Evercore ISI analyst Amit Daryanani maintained an Outperform rating with a price target of $220.
The DOJ has filed its long telegraphed suit against Apple, and it will doubtless be a long process that will produce negative headlines, but the analyst expected Apple to prevail in the end.
He noted any meaningful antitrust action against Apple in the U.S. will require new legislation from Congress as existing laws make it very difficult to argue Apple operates a monopoly using market definitions or consumer harm standards.
The Epic Games lawsuit attacked similar angles and was struck down because the judge would not define iOS as a single market. Apple does not have a monopoly on the broader smartphone or digital gaming markets, he highlighted.
The first round of litigation will depend on the judge, but it will be tough for the DOJ to prevail up the court system as the courts get more business-friendly, with the current Supreme Court being the most favorable, per the analyst.

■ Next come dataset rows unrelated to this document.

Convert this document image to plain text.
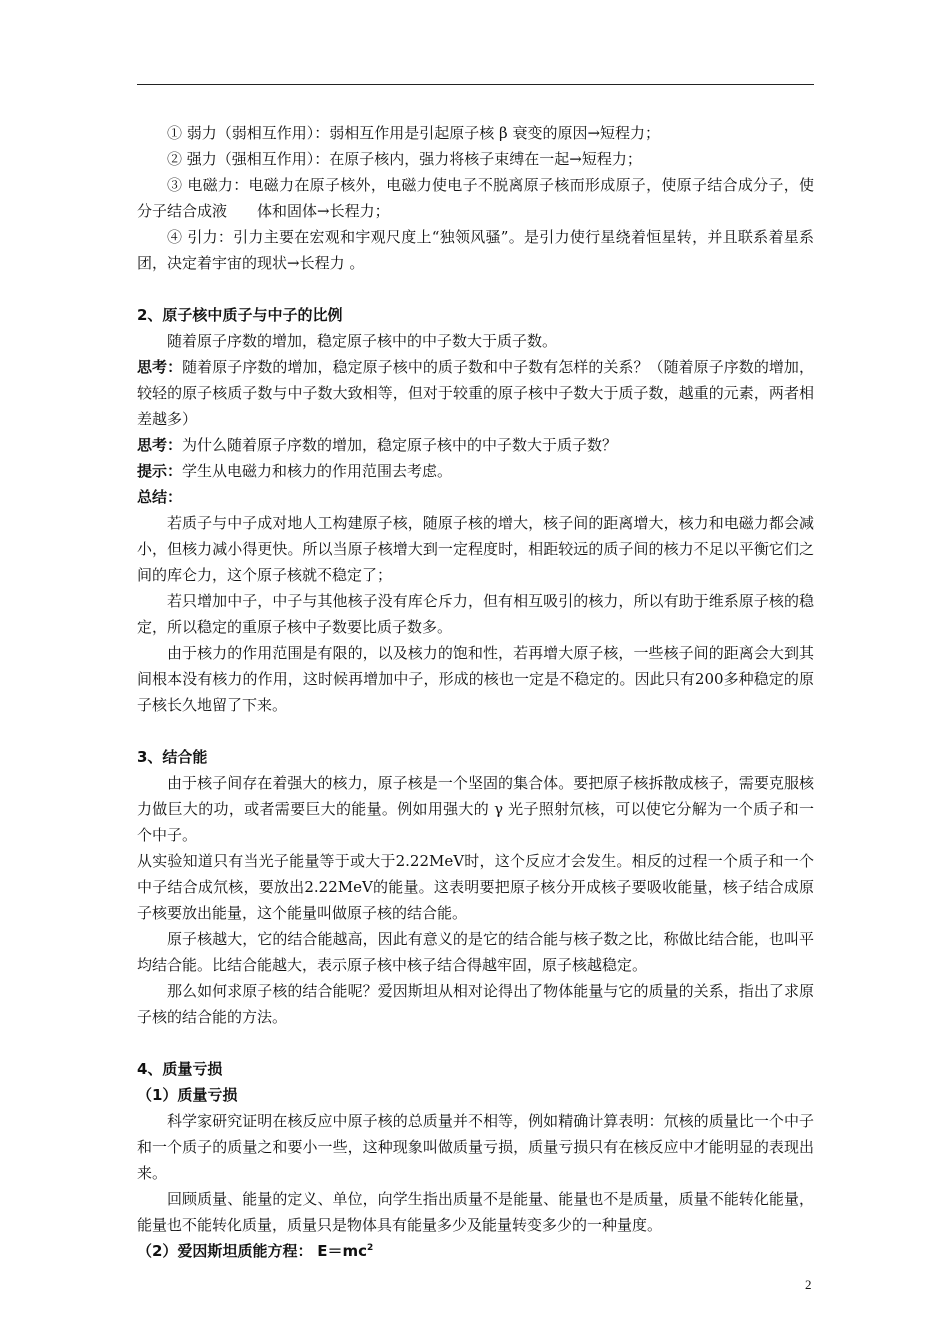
① 弱力（弱相互作用）：弱相互作用是引起原子核 β 衰变的原因→短程力；

② 强力（强相互作用）：在原子核内，强力将核子束缚在一起→短程力；

③ 电磁力：电磁力在原子核外，电磁力使电子不脱离原子核而形成原子，使原子结合成分子，使分子结合成液　　体和固体→长程力；

④ 引力：引力主要在宏观和宇观尺度上“独领风骚”。是引力使行星绕着恒星转，并且联系着星系团，决定着宇宙的现状→长程力 。

2、原子核中质子与中子的比例

随着原子序数的增加，稳定原子核中的中子数大于质子数。

思考：随着原子序数的增加，稳定原子核中的质子数和中子数有怎样的关系？（随着原子序数的增加，较轻的原子核质子数与中子数大致相等，但对于较重的原子核中子数大于质子数，越重的元素，两者相差越多）

思考：为什么随着原子序数的增加，稳定原子核中的中子数大于质子数？

提示：学生从电磁力和核力的作用范围去考虑。

总结：

若质子与中子成对地人工构建原子核，随原子核的增大，核子间的距离增大，核力和电磁力都会减小，但核力减小得更快。所以当原子核增大到一定程度时，相距较远的质子间的核力不足以平衡它们之间的库仑力，这个原子核就不稳定了；

若只增加中子，中子与其他核子没有库仑斥力，但有相互吸引的核力，所以有助于维系原子核的稳定，所以稳定的重原子核中子数要比质子数多。

由于核力的作用范围是有限的，以及核力的饱和性，若再增大原子核，一些核子间的距离会大到其间根本没有核力的作用，这时候再增加中子，形成的核也一定是不稳定的。因此只有200多种稳定的原子核长久地留了下来。

3、结合能

由于核子间存在着强大的核力，原子核是一个坚固的集合体。要把原子核拆散成核子，需要克服核力做巨大的功，或者需要巨大的能量。例如用强大的 γ 光子照射氘核，可以使它分解为一个质子和一个中子。

从实验知道只有当光子能量等于或大于2.22MeV时，这个反应才会发生。相反的过程一个质子和一个中子结合成氘核，要放出2.22MeV的能量。这表明要把原子核分开成核子要吸收能量，核子结合成原子核要放出能量，这个能量叫做原子核的结合能。

原子核越大，它的结合能越高，因此有意义的是它的结合能与核子数之比，称做比结合能，也叫平均结合能。比结合能越大，表示原子核中核子结合得越牢固，原子核越稳定。

那么如何求原子核的结合能呢？爱因斯坦从相对论得出了物体能量与它的质量的关系，指出了求原子核的结合能的方法。

4、质量亏损

（1）质量亏损

科学家研究证明在核反应中原子核的总质量并不相等，例如精确计算表明：氘核的质量比一个中子和一个质子的质量之和要小一些，这种现象叫做质量亏损，质量亏损只有在核反应中才能明显的表现出来。

回顾质量、能量的定义、单位，向学生指出质量不是能量、能量也不是质量，质量不能转化能量，能量也不能转化质量，质量只是物体具有能量多少及能量转变多少的一种量度。

（2）爱因斯坦质能方程： $E=mc^2$

2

He added that the initial lawsuit will likely take 2-3 years to conclude, followed by ~1 year for the appeals process.
Daryanani noted the antitrust as more of a headline risk than a financial risk in the U.S. If new legislation comes into effect, Apple will likely be able to change its App Store fee or third-party App Store policies meaningfully.
Upon initial reading, Rosenblatt analyst Barton Crockett noted that the DOJ’s antitrust lawsuit versus Apple makes some riveting claims that Apple has abused monopoly power to protect its dominant market position.
He, for now, withheld judgment, as Apple will have its day in court. However, he noted that the suit appears to lean much more towards behavioral remedies than a breakup, which is helpful for Apple’s equity, judging by Microsoft Corp’s MSFT experience.
Apple’s stock has gained over 9% in the last 12 months. Analysts can gain exposure to the stock via Fidelity MSCI Information Technology Index ETF FTEC and IShares U.S. Technology ETF IYW.
Price Action: AAPL shares traded higher by 0.68% at $172.53 on the last check Friday.